Chris rubs the back of his neck with one hand. “I… I was going to say ‘unfortunate.’ That she wasn’t happy with what we had to offer…” His voice rises in pitch, tapering off with a faint crackling sound.

“You know what is unfortunate, Chris?” Stephanie asks. “I’m going to have to relay all this information to the board when I meet with them this afternoon.” She shakes her head in mock sympathy, the triumphant smile in her voice at odds with the sentiment. “The new rostering system…” She lifts one finger, counting off her concerns one by one. “The appallingly inflexible sick-leave policy. Your general disregard for student safety and staff safety.” She cocks her head to one side, considering, then adds: “Oh. And the fact that you don’t seem to understand that the entire point of this operation is to make money.”

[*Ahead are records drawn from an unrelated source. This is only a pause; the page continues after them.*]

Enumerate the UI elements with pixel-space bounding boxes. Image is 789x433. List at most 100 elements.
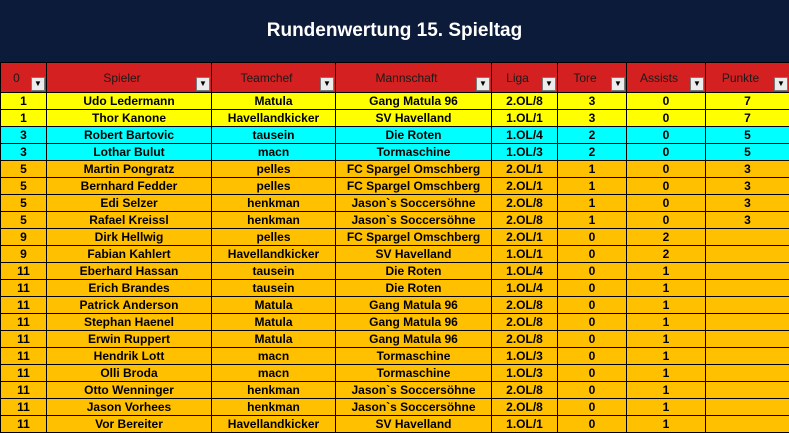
cell-assists[interactable]: 1	[626, 381, 706, 399]
cell-league[interactable]: 2.OL/8	[491, 381, 558, 399]
cell-teamchef[interactable]: macn	[211, 364, 336, 382]
cell-points[interactable]	[705, 245, 789, 263]
cell-points[interactable]	[705, 415, 789, 433]
cell-team[interactable]: Gang Matula 96	[335, 313, 492, 331]
cell-player[interactable]: Lothar Bulut	[46, 143, 212, 161]
cell-league[interactable]: 2.OL/1	[491, 160, 558, 178]
cell-team[interactable]: Die Roten	[335, 279, 492, 297]
cell-player[interactable]: Vor Bereiter	[46, 415, 212, 433]
cell-assists[interactable]: 0	[626, 211, 706, 229]
cell-points[interactable]	[705, 347, 789, 365]
cell-teamchef[interactable]: Havellandkicker	[211, 245, 336, 263]
cell-player[interactable]: Stephan Haenel	[46, 313, 212, 331]
cell-teamchef[interactable]: pelles	[211, 228, 336, 246]
cell-points[interactable]	[705, 330, 789, 348]
cell-assists[interactable]: 1	[626, 313, 706, 331]
cell-team[interactable]: Gang Matula 96	[335, 296, 492, 314]
cell-team[interactable]: Tormaschine	[335, 347, 492, 365]
cell-assists[interactable]: 1	[626, 279, 706, 297]
cell-goals[interactable]: 0	[557, 330, 627, 348]
cell-goals[interactable]: 0	[557, 398, 627, 416]
cell-player[interactable]: Thor Kanone	[46, 109, 212, 127]
cell-goals[interactable]: 3	[557, 109, 627, 127]
cell-goals[interactable]: 0	[557, 415, 627, 433]
cell-league[interactable]: 1.OL/3	[491, 347, 558, 365]
cell-team[interactable]: SV Havelland	[335, 415, 492, 433]
cell-assists[interactable]: 0	[626, 109, 706, 127]
cell-player[interactable]: Bernhard Fedder	[46, 177, 212, 195]
cell-teamchef[interactable]: pelles	[211, 177, 336, 195]
cell-league[interactable]: 2.OL/8	[491, 313, 558, 331]
cell-goals[interactable]: 0	[557, 279, 627, 297]
cell-team[interactable]: Tormaschine	[335, 364, 492, 382]
cell-league[interactable]: 2.OL/8	[491, 398, 558, 416]
cell-league[interactable]: 1.OL/3	[491, 364, 558, 382]
cell-rank[interactable]: 1	[0, 109, 47, 127]
cell-teamchef[interactable]: Havellandkicker	[211, 415, 336, 433]
cell-rank[interactable]: 3	[0, 143, 47, 161]
cell-points[interactable]: 3	[705, 211, 789, 229]
cell-goals[interactable]: 0	[557, 262, 627, 280]
cell-points[interactable]: 5	[705, 126, 789, 144]
cell-teamchef[interactable]: tausein	[211, 279, 336, 297]
cell-teamchef[interactable]: Matula	[211, 296, 336, 314]
cell-teamchef[interactable]: tausein	[211, 262, 336, 280]
cell-team[interactable]: FC Spargel Omschberg	[335, 177, 492, 195]
cell-team[interactable]: SV Havelland	[335, 245, 492, 263]
cell-assists[interactable]: 0	[626, 177, 706, 195]
cell-rank[interactable]: 5	[0, 160, 47, 178]
cell-assists[interactable]: 0	[626, 126, 706, 144]
cell-player[interactable]: Otto Wenninger	[46, 381, 212, 399]
cell-goals[interactable]: 1	[557, 194, 627, 212]
cell-player[interactable]: Dirk Hellwig	[46, 228, 212, 246]
cell-assists[interactable]: 0	[626, 160, 706, 178]
cell-team[interactable]: FC Spargel Omschberg	[335, 160, 492, 178]
cell-rank[interactable]: 11	[0, 347, 47, 365]
cell-teamchef[interactable]: henkman	[211, 211, 336, 229]
cell-rank[interactable]: 11	[0, 381, 47, 399]
cell-team[interactable]: Gang Matula 96	[335, 92, 492, 110]
cell-rank[interactable]: 11	[0, 262, 47, 280]
filter-dropdown-icon[interactable]: ▼	[31, 77, 45, 91]
cell-team[interactable]: Gang Matula 96	[335, 330, 492, 348]
cell-team[interactable]: Jason`s Soccersöhne	[335, 211, 492, 229]
cell-rank[interactable]: 11	[0, 296, 47, 314]
filter-dropdown-icon[interactable]: ▼	[196, 77, 210, 91]
cell-points[interactable]	[705, 398, 789, 416]
cell-teamchef[interactable]: henkman	[211, 194, 336, 212]
cell-player[interactable]: Fabian Kahlert	[46, 245, 212, 263]
cell-goals[interactable]: 2	[557, 126, 627, 144]
cell-goals[interactable]: 0	[557, 245, 627, 263]
cell-teamchef[interactable]: henkman	[211, 398, 336, 416]
cell-goals[interactable]: 0	[557, 228, 627, 246]
cell-league[interactable]: 2.OL/8	[491, 296, 558, 314]
cell-points[interactable]: 3	[705, 177, 789, 195]
cell-teamchef[interactable]: Matula	[211, 92, 336, 110]
cell-assists[interactable]: 1	[626, 296, 706, 314]
cell-goals[interactable]: 3	[557, 92, 627, 110]
cell-points[interactable]	[705, 381, 789, 399]
cell-assists[interactable]: 1	[626, 398, 706, 416]
cell-goals[interactable]: 1	[557, 177, 627, 195]
filter-dropdown-icon[interactable]: ▼	[476, 77, 490, 91]
cell-rank[interactable]: 11	[0, 415, 47, 433]
cell-teamchef[interactable]: henkman	[211, 381, 336, 399]
cell-goals[interactable]: 0	[557, 364, 627, 382]
cell-goals[interactable]: 0	[557, 313, 627, 331]
cell-rank[interactable]: 11	[0, 313, 47, 331]
cell-points[interactable]: 5	[705, 143, 789, 161]
cell-points[interactable]	[705, 364, 789, 382]
cell-assists[interactable]: 2	[626, 228, 706, 246]
cell-player[interactable]: Olli Broda	[46, 364, 212, 382]
cell-teamchef[interactable]: macn	[211, 347, 336, 365]
cell-team[interactable]: Jason`s Soccersöhne	[335, 194, 492, 212]
cell-assists[interactable]: 1	[626, 330, 706, 348]
cell-player[interactable]: Eberhard Hassan	[46, 262, 212, 280]
cell-rank[interactable]: 9	[0, 228, 47, 246]
cell-assists[interactable]: 1	[626, 415, 706, 433]
cell-goals[interactable]: 0	[557, 347, 627, 365]
cell-goals[interactable]: 1	[557, 211, 627, 229]
cell-player[interactable]: Martin Pongratz	[46, 160, 212, 178]
cell-teamchef[interactable]: Matula	[211, 330, 336, 348]
cell-rank[interactable]: 3	[0, 126, 47, 144]
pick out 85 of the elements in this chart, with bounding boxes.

Chris’s throat bobs, his face going so pale, I think he’s going to be sick. The sight has my own stomach tightening in sympathetic response, the walls and floor lilting precariously around me and I let out a stifled whimper.

Both Chris and Stephanie turn to look at me, almost in surprise, as if they’d forgotten I was here. And then Stephanie’s expression softens. She reaches out to gently clap me on the shoulder, her hand landing on the new instructor’s jacket that I’m now starting to sweat under.

“I think we can send Lily home for the day. Don’t you agree Chris?”

Chris nods, a slow, recalcitrant movement, his lips curving into a bitter frown. “I suppose…”

“And then tomorrow, assuming she’s fit for the snow, I want her and Tessa put on the private lesson roster. Vivian too.”

Chris opens his mouth, the protest nearly visible on his pale lips, but Stephanie lifts one hand, silencing him.

“They can go on group lessons if there aren’t requests for female instructors,” she continues. “But I want them available for private lessons. I won’t have us losing out on business, Chris, is that clear? I won’t stand for it, and I know the other shareholders won’t stand for it either.”

Chris closes his lips over a grimace, then gives a curt nod. “Understood.”